ハッシュ:要は、言葉が悪いということか?
ボッシュ:すべての言葉は誤解される。誤解されることを恐れてはダメじゃ。ワシも最初は苦労したからなあ。ただ、人を育てるときにはまずいいところをほめてから、改善すべきところへ話をもってゆかぬと、相手が単に反発するだけだったり、場合によっては過度に落ち込んでしまう。状況しだいでは、頭ごなしにしかることも必要じゃが、相手がある程度、知的ならば、まず相手を肯定した上で改善するべきところを指摘しないと、難しいんじゃないかな。あと、不人気なのは期待が高いことの裏返しでもある。もともと期待していないんだったら、無関心になるはずじゃ。ただ気になるのは、ワシがよそ者だからかも知れぬが、政治に多くを期待するというのはワシにはわからぬ。本音を言うと、商売に口を出すな、税金を安くしてくれというところじゃ。ただ、新聞やテレビで悪口を言われているうちが華かも知れぬ。それだけ「商品」としての価値が高いということだからなあ。
ハッシュ:なんだか、ワシにはチンプンカンプンなんじゃが。どうすればいいんじゃろ?
ボッシュ:いっそ「世直し内閣」とでもした方がわかりやすい気がするんじゃが。まあ、ワシが話せるのはこんな程度じゃ。ふう。こんなに疲れる話になるとは思わなかったわい。そろそろ、お暇しようかの。
ハッシュ:無理を言ったようじゃな。また、おいで。

 …。命の賢者様が一方的にしゃべる展開になってしまいました。まあ、年末年始にずいぶんな目にあわれたので、ちょっとはうさも晴らされたのでは。この展開では時の賢者様の出番はないですな。ちなみにこの話が届いたのが日曜日なので、日時はそれにあわせて調整しております。御理解いただければ、幸いです。

 「世直し内閣」はさすがに…。
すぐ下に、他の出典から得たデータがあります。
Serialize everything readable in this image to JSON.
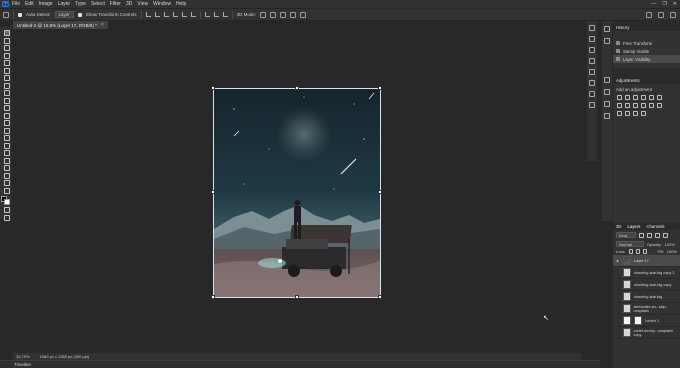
{
  "menu": {
    "items": [
      "File",
      "Edit",
      "Image",
      "Layer",
      "Type",
      "Select",
      "Filter",
      "3D",
      "View",
      "Window",
      "Help"
    ]
  },
  "window_controls": [
    "—",
    "❐",
    "✕"
  ],
  "options": {
    "auto_select_label": "Auto-Select:",
    "auto_select_value": "Layer",
    "show_transform_label": "Show Transform Controls",
    "mode_3d_label": "3D Mode:"
  },
  "document_tab": {
    "title": "Untitled-2 @ 16.8% (Layer 17, RGB/8) *",
    "close": "×"
  },
  "status": {
    "zoom": "16.79%",
    "doc_info": "1080 px x 1350 px (300 ppi)"
  },
  "timeline": {
    "label": "Timeline"
  },
  "history": {
    "tab": "History",
    "items": [
      {
        "label": "Free Transform",
        "selected": false
      },
      {
        "label": "Stamp Visible",
        "selected": false
      },
      {
        "label": "Layer Visibility",
        "selected": true
      }
    ]
  },
  "adjustments": {
    "tab": "Adjustments",
    "subtitle": "Add an adjustment"
  },
  "layers": {
    "tabs": [
      "3D",
      "Layers",
      "Channels"
    ],
    "active_tab": "Layers",
    "filter_value": "Kind",
    "blend_mode": "Normal",
    "opacity_label": "Opacity:",
    "opacity_value": "100%",
    "lock_label": "Lock:",
    "fill_label": "Fill:",
    "fill_value": "100%",
    "items": [
      {
        "name": "Layer 17",
        "selected": true,
        "visible": true
      },
      {
        "name": "shooting-star-big copy 2",
        "selected": false,
        "visible": false
      },
      {
        "name": "shooting-star-big copy",
        "selected": false,
        "visible": false
      },
      {
        "name": "shooting-star-big",
        "selected": false,
        "visible": false
      },
      {
        "name": "alexander-an...skip-unsplash",
        "selected": false,
        "visible": false
      },
      {
        "name": "Levels 1",
        "selected": false,
        "visible": false
      },
      {
        "name": "coriel-mcvey...unsplash copy",
        "selected": false,
        "visible": false
      }
    ]
  },
  "colors": {
    "accent": "#2b6ec4",
    "panel_bg": "#323232",
    "canvas_bg": "#282828",
    "selected_row": "#4b4b4b"
  }
}
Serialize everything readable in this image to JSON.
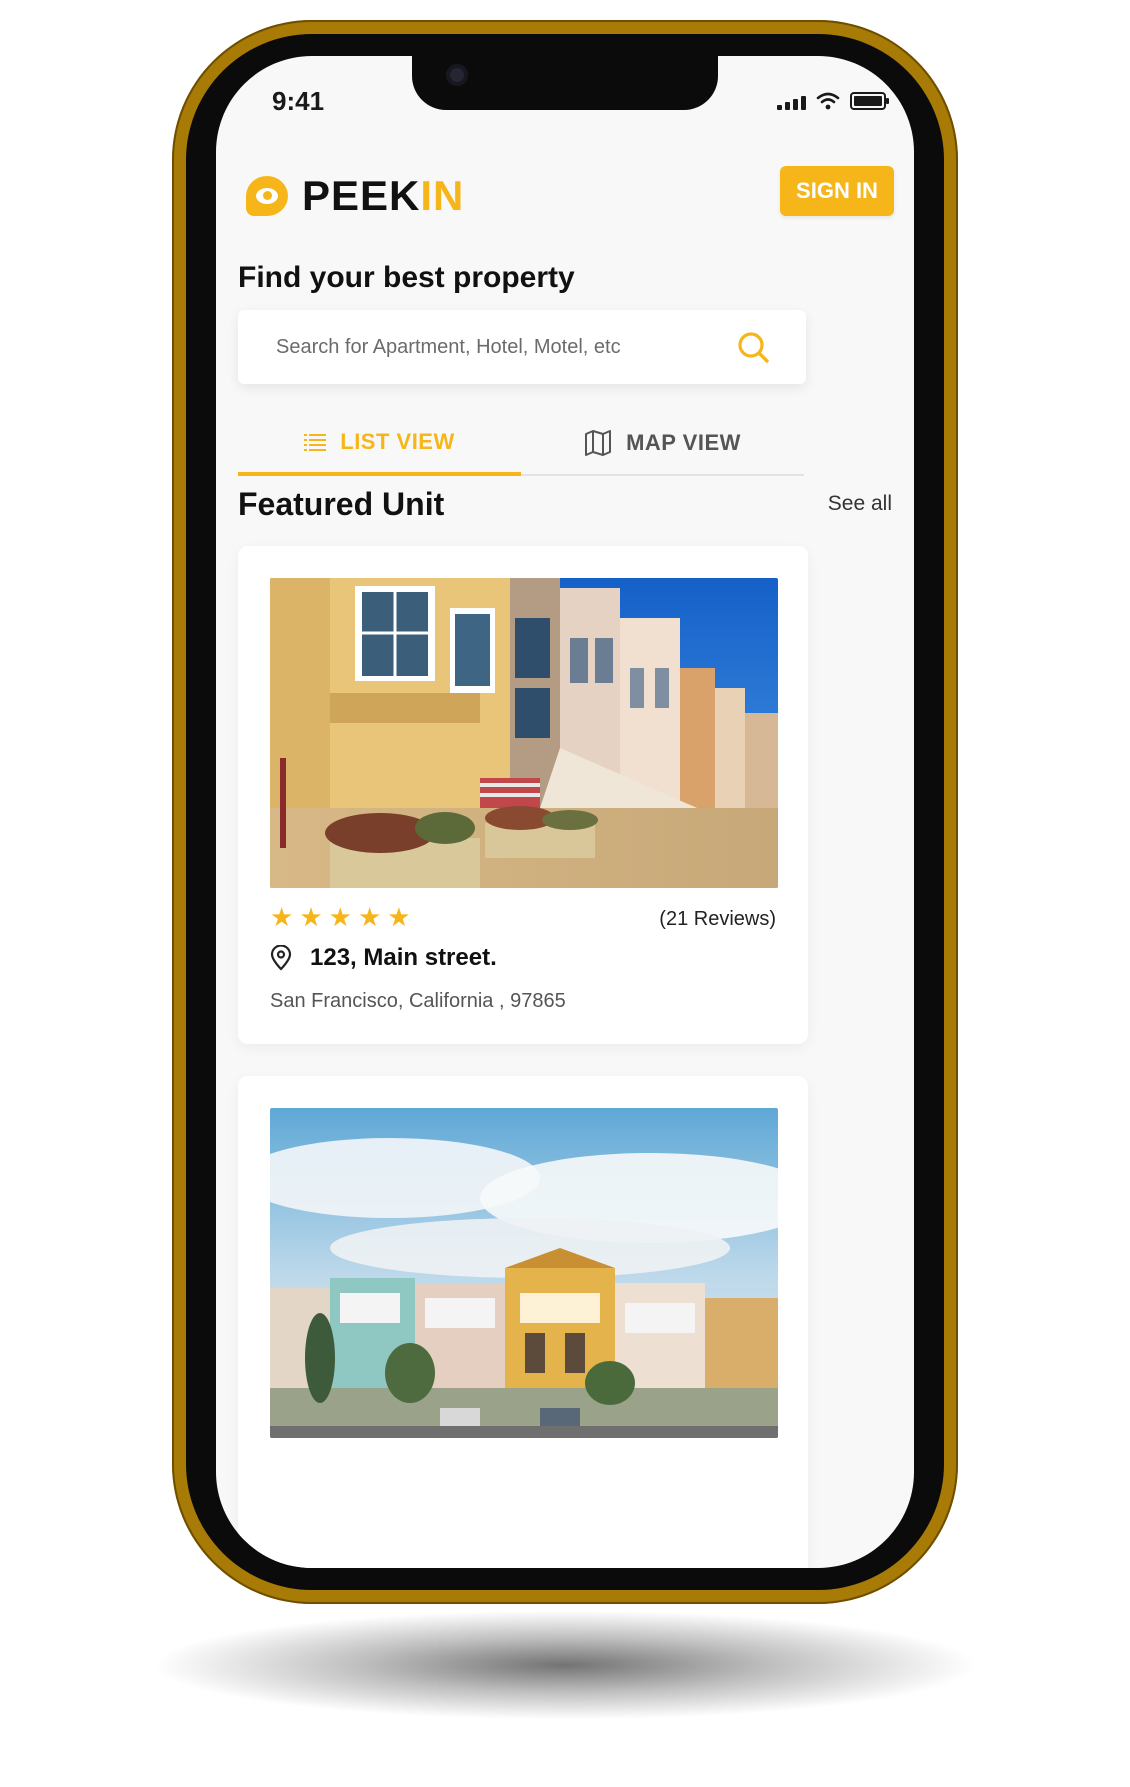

ただ、「戦後レジーム」というのは、わかる人にはわかるみたいな響きがあるのは否定できない部分があります。このあたりは「言いがかり」に近いものがありますが、やはりわかりやすい言葉の方が安部総理が何をしたいのかがすっと通るのだろうと思います。

 それにしても、小泉政権というのはすさまじい政権であったことを実感します。小泉改革の「検証」は今後も行われるのでしょうが、郵政解散・郵政選挙で戦前・戦後を通しての日本政治の基本である「コンセンサス」にしたがう統治を部分的とはいえ、破壊してしまいました。郵政解散の直前まで郵政民営化を最優先とする小泉前総理の立場を支持する世論はほとんどなく(内閣支持率そのものではなく、各種世論調査では年金や医療などの社会保障を優先してほしいというのが概ねコンセンサスだったと思います)、自民党内でも妥協に妥協を重ねたとはいえ、コンセンサスにしたがうのではなく、それを壊して自らの意見をコンセンサスにするようにここまで能動的に総理が動いた事例というのはちょっと見当たらないように思います。

 週末は岡崎久彦『陸奥宗光』を読み返していたのですが、日本の政党政治というのは、その初期の段階から政党レベルのコンセンサス、議会内部でのコンセンサスによって動いてゆくという特性があるのだということを再確認しました。表現が悪いのですが、郵政民営化は、「この程度の改革」と小泉前総理自身が明言される程度だったから、「無理が通れば、道理引っ込む」となったのでしょう。他方で、「小泉改革」は広範囲にわたっていますが、私自身が核心だとみなしているのは、政治的意思決定プロセスを部分的とはいえ、根本的に変えてしまったことだと考えております。

 別の見方をすれば、政治的リーダーシップとは何かという問題に行き着きます。小泉前総理とてすべての政策上の問題で自民党内のコンセンサス、国会のコンセンサス、国民のコンセンサスから「超然」としていたわけではないでしょう。郵政解散は、小泉政権でも例外に属するケースです。ただし、小泉政権以前にはコンセンサス政治の機能不全が多くの方の目にも明らかだったように思います。もっといえば、実際にはコンセンサスにもとづく政治は歴代総理のリーダーシップによって補完されてきました。小泉総理は、党内基盤の脆弱さから「官邸主導」を確立しました。私は、日本の議会民主主義の進化の方向は、総理の政治的リーダーシップがコンセンサス政治にとって変わるのではなく、コンセンサスを適切に導くようにより機動的に政治的リーダーシップが確立される時期が続くだろうと考えております。「官邸主導」から「内閣主導」へ政治的リーダーシップが進化するためには、安部総理がやるべきことは多い。今は、不都合なことばかりがでてきていますが、これはなんとしてもやり遂げていただきたいと考えております。その理由は、今後、10年ぐらいは日本を取り巻く環境が19世紀のヨーロッパのように激変する可能性が高く、そのショックを吸収するために不可欠な日米同盟の双務性の強化は、コンセンサスの変化を待っているのではあまりに遅く、強力な政治的リーダーシップの発揮が不可欠だと考えることです。

 なお、次の2週間は「殺人的スケジュール」になりますので、不定期更新になると思います。更新はなくても、生きておりますので、ご安心のほどを。更新がなくても、心配してくれる方がいるかなあ(遠い目)。